I used to live in India. I taught at a school there with my husband, and my eldest daughter was born while we lived there. The pace of life was less hectic, we were a lot less stressed and we had loads of friends. We never argued with each other, and never had disagreements with work colleagues. The surroundings were beautiful and we had no issues with pollution, or water supply, or bills. The weather was always sunny, but not too hot. Hang on a minute - was it really that good? We're going back for a holiday this summer, which I think is a really good idea because we've started to look back with rose-tinted spectacles, remembering only the good times, and are beginning to think about working abroad again. Which wouldn't necessarily be a bad thing, but it will do us good to be reminded of some of the frustrations and difficulties of living in India before we go any further down that path.
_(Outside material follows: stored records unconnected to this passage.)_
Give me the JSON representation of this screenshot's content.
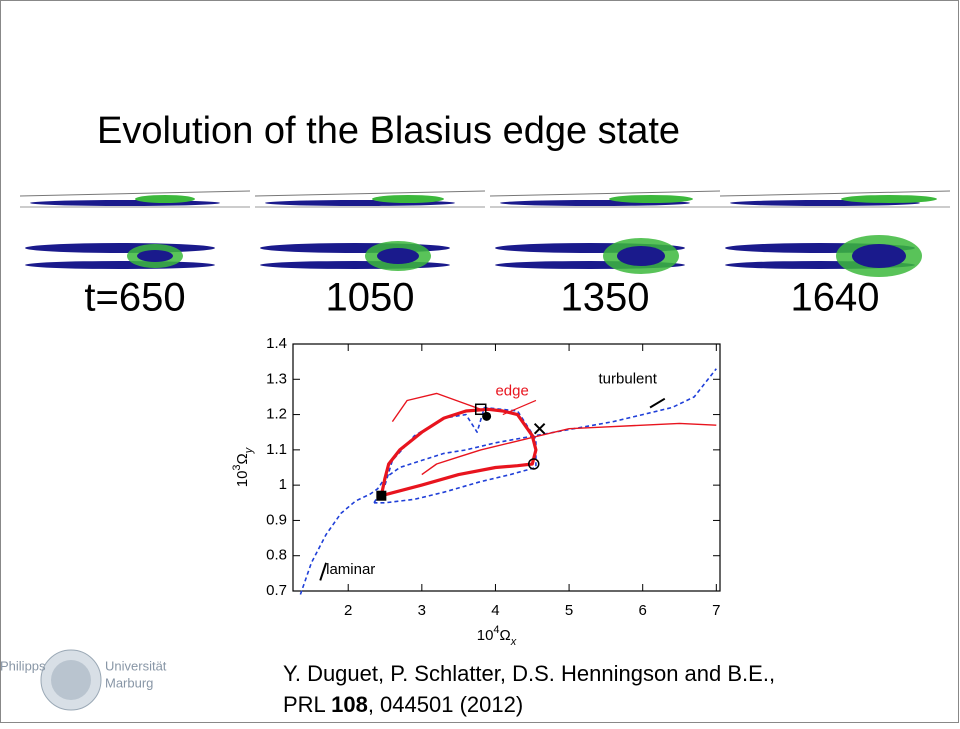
{
  "title": "Evolution of the Blasius edge state",
  "snapshots": [
    {
      "label": "t=650"
    },
    {
      "label": "1050"
    },
    {
      "label": "1350"
    },
    {
      "label": "1640"
    }
  ],
  "chart_data": {
    "type": "line",
    "xlabel": {
      "base": "10",
      "exp": "4",
      "sym": "Ω",
      "sub": "x"
    },
    "ylabel": {
      "base": "10",
      "exp": "3",
      "sym": "Ω",
      "sub": "y"
    },
    "xlim": [
      1.25,
      7.05
    ],
    "ylim": [
      0.7,
      1.4
    ],
    "xticks": [
      2,
      3,
      4,
      5,
      6,
      7
    ],
    "yticks": [
      0.7,
      0.8,
      0.9,
      1,
      1.1,
      1.2,
      1.3,
      1.4
    ],
    "annotations": [
      {
        "text": "edge",
        "x": 4.0,
        "y": 1.265,
        "color": "#e8141e"
      },
      {
        "text": "turbulent",
        "x": 5.4,
        "y": 1.3,
        "color": "#000000"
      },
      {
        "text": "laminar",
        "x": 1.7,
        "y": 0.76,
        "color": "#000000"
      }
    ],
    "series": [
      {
        "color": "#1f3fd8",
        "dash": true,
        "width": 1.6,
        "x": [
          1.35,
          1.5,
          1.7,
          1.9,
          2.1,
          2.3,
          2.4,
          2.5,
          2.7,
          3.0,
          3.3,
          3.6,
          4.0,
          4.4,
          4.8,
          5.2,
          5.6,
          6.0,
          6.4,
          6.7,
          7.0
        ],
        "y": [
          0.69,
          0.78,
          0.86,
          0.92,
          0.955,
          0.975,
          0.99,
          1.02,
          1.05,
          1.07,
          1.09,
          1.1,
          1.12,
          1.135,
          1.15,
          1.165,
          1.18,
          1.2,
          1.22,
          1.25,
          1.33
        ]
      },
      {
        "color": "#1f3fd8",
        "dash": true,
        "width": 1.6,
        "x": [
          2.35,
          2.5,
          2.6,
          2.9,
          3.3,
          3.6,
          3.75,
          3.85,
          4.3,
          4.55,
          4.55,
          4.2,
          3.8,
          3.3,
          2.9,
          2.5,
          2.35
        ],
        "y": [
          0.95,
          1.0,
          1.07,
          1.14,
          1.19,
          1.2,
          1.15,
          1.22,
          1.21,
          1.13,
          1.05,
          1.03,
          1.01,
          0.98,
          0.96,
          0.95,
          0.95
        ]
      },
      {
        "color": "#e8141e",
        "dash": false,
        "width": 3.2,
        "x": [
          2.45,
          2.5,
          2.55,
          2.7,
          3.0,
          3.3,
          3.6,
          3.9,
          4.1,
          4.3,
          4.5,
          4.55,
          4.5,
          4.3,
          4.0,
          3.5,
          3.0,
          2.45
        ],
        "y": [
          0.97,
          1.02,
          1.06,
          1.1,
          1.15,
          1.19,
          1.21,
          1.215,
          1.21,
          1.2,
          1.14,
          1.1,
          1.06,
          1.055,
          1.05,
          1.03,
          1.0,
          0.97
        ]
      },
      {
        "color": "#e8141e",
        "dash": false,
        "width": 1.4,
        "x": [
          3.0,
          3.2,
          3.5,
          3.8,
          4.2,
          4.6,
          5.0,
          5.5,
          6.0,
          6.5,
          7.0
        ],
        "y": [
          1.03,
          1.06,
          1.08,
          1.1,
          1.12,
          1.14,
          1.16,
          1.165,
          1.17,
          1.175,
          1.17
        ]
      },
      {
        "color": "#e8141e",
        "dash": false,
        "width": 1.4,
        "x": [
          2.6,
          2.8,
          3.2,
          3.6,
          3.8
        ],
        "y": [
          1.18,
          1.24,
          1.26,
          1.23,
          1.215
        ]
      }
    ],
    "markers": [
      {
        "shape": "filled-square",
        "x": 2.45,
        "y": 0.97
      },
      {
        "shape": "open-square",
        "x": 3.8,
        "y": 1.215
      },
      {
        "shape": "filled-circle",
        "x": 3.88,
        "y": 1.195
      },
      {
        "shape": "cross",
        "x": 4.6,
        "y": 1.16
      },
      {
        "shape": "open-circle",
        "x": 4.52,
        "y": 1.06
      }
    ]
  },
  "citation": {
    "authors": "Y. Duguet, P. Schlatter, D.S. Henningson and B.E.,",
    "journal": "PRL",
    "volume": "108",
    "rest": ", 044501 (2012)"
  },
  "logo": {
    "left": "Philipps",
    "right": "Universität",
    "right2": "Marburg"
  }
}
My point here is that we all, at times, look back on the past as being some kind of golden age. Maybe not our own childhood, but we can all imagine a time when things were better, and the phrases "When we were kids..." and "It never did me any harm..." are commonplace among parents. And the Government too it seems. Michael Gove, the secretary of state for education has now announced that he would like a return to O-Levels, qualifications that were scrapped when I was just starting secondary school. If change is needed to our education system (although I'm not convinced that such radical changes are needed) then surely we should be looking at moving forwards, not back to something that was deemed to be outdated in the 1980s. Mr Gove seems to be under the impression that a return to the way things were done when my parents were at school will better equip our children to live in the 21st century. That's right, a system that educated children to live and work in the 1960s and 70s, to be reintroduced today. Hmm.
If we want our children to succeed in the system that the Government imposes on them, then we will have to roll with the changes, and attempt to keep up to date with the methods and strategies that Gove sees fit to introduce. Progress and change are not bad or scary words but Gove has me in a tizzy at the moment - what on earth will he come out with next? At the end of the day spending time with my children and taking an interest in what they are doing (whatever that is!) at each stage of their education is the best way to help and support them and that's what I'll continue to do, whether that be learning Latin with them, or helping them to revise for their O-Levels.